By Chico Harlan
Washington Post Staff Writer
Monday, August 30, 2010; 11:27 PM
TOKYO - Attempting to combat the rising yen that analysts have blamed for slower export growth and a sputtering economy, Japan on Monday announced two measures: Its central bank will expand its lending program and the government will implement a $10.9 billion stimulus package.
The stimulus, which had been forecast for weeks, will be formally approved Sept. 10 and take effect next month. Prime Minister Naoto Kan disclosed only the basics of the plan Monday but said it will target employment help for young job-seekers, investment in green industries and aid for small businesses. The stimulus aid will come from a pool of unspent money from the 2010 budget.
Economists say the plan's modesty reinforces the degree to which Japan is hamstrung by its public debt - about twice the size of its gross domestic product - as it tries to revive its economy, the third-largest in the world. The government is reluctant to spend too much or issue more government bonds for a larger stimulus package. But in the meantime, export growth is slowing, undermining the foundation of an export-reliant economy.

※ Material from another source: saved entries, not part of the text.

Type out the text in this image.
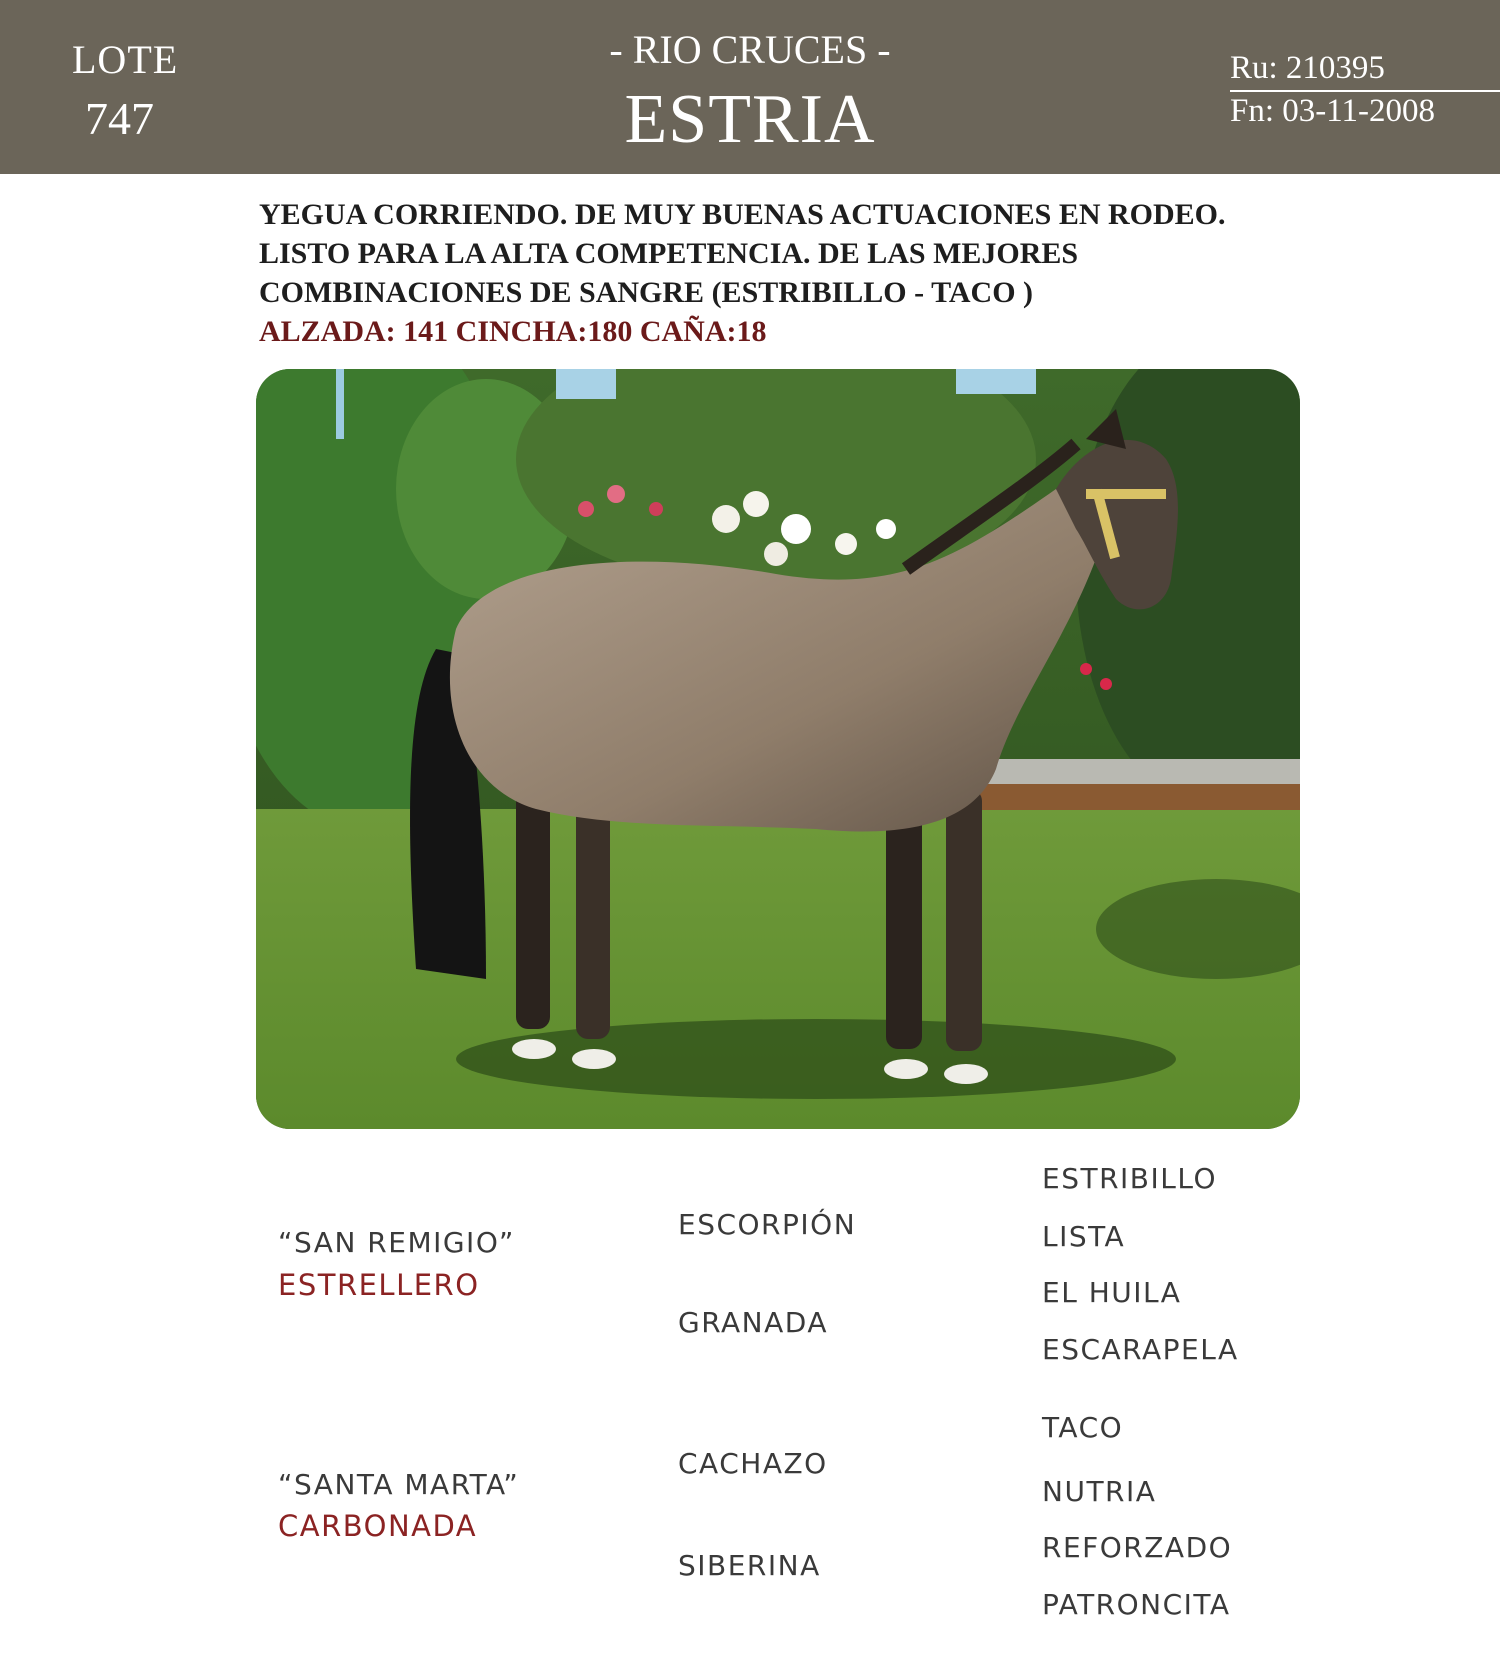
LOTE
747
- RIO CRUCES -
ESTRIA
Ru: 210395
Fn: 03-11-2008
YEGUA CORRIENDO. DE MUY BUENAS ACTUACIONES EN RODEO.
LISTO PARA LA ALTA COMPETENCIA. DE LAS MEJORES
COMBINACIONES DE SANGRE (ESTRIBILLO - TACO )
ALZADA: 141 CINCHA:180 CAÑA:18
“SAN REMIGIO”
ESTRELLERO
ESCORPIÓN
GRANADA
ESTRIBILLO
LISTA
EL HUILA
ESCARAPELA
“SANTA MARTA”
CARBONADA
CACHAZO
SIBERINA
TACO
NUTRIA
REFORZADO
PATRONCITA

"We want to take swift measures with the two pillars of this stimulus and the monetary easing the [Bank of Japan] decided today," Kan said.
Both Kan and Japan's central bank have been criticized in recent weeks as having a slow response as the yen surged to a 15-year high, measured against the dollar. A rising yen increased the price of Japanese exports, hurting corporations such as Sony and Toyota.
Accustomed to having one of the world's highest growth rates in the 1970s and 1980s, Japan has since seen two lost decades, with fears of a third now emerging. Japan's economy grew at just 0.1 percent in the second quarter this year, less than expected. And correspondingly, Japan's economy - which had been the world's second-largest since 1968 - was surpassed by China.
Kan's announcement followed an earlier Bank of Japan emergency meeting in which the bank's board agreed to offer financial institutions 10 trillion yen in six-month loans. This, coupled with the three-month loans (worth 20 trillion yen) that were implemented late last year, now gives banks access to 30 trillion yen - or about $355 billion - at a rate of 0.1 percent.
Given the government's restricted ability to aid Japan's economy with spending, the bank has faced political pressure this month to limit the yen's rise and boost liquidity.
The Bank of Japan said in a statement that it "recognizes that Japan's economy faces the critical challenge of overcoming deflation and returning to a sustainable growth path with price stability." It added: "The Bank believes that the monetary easing measure, together with the government's efforts, will be effective in further ensuring Japan's economic recovery."
Analysts and the markets were underwhelmed by the central bank's measures. After the announcement, the yen strengthened - rising to 85.12 against the dollar. The Nikkei index, meanwhile, lost its early morning gains following the announcement. For the day it rose 1.76 percent.
"The BOJ measures were pretty much as expected," said Edwin Merner, president of Tokyo's Atlantis Investment Research. "It helps a little bit - if it's followed by government action. The government could be adding measures that don't cost anything. Cutting taxes. Guaranteeing loans for overseas contracts. They could do those things. But they're not."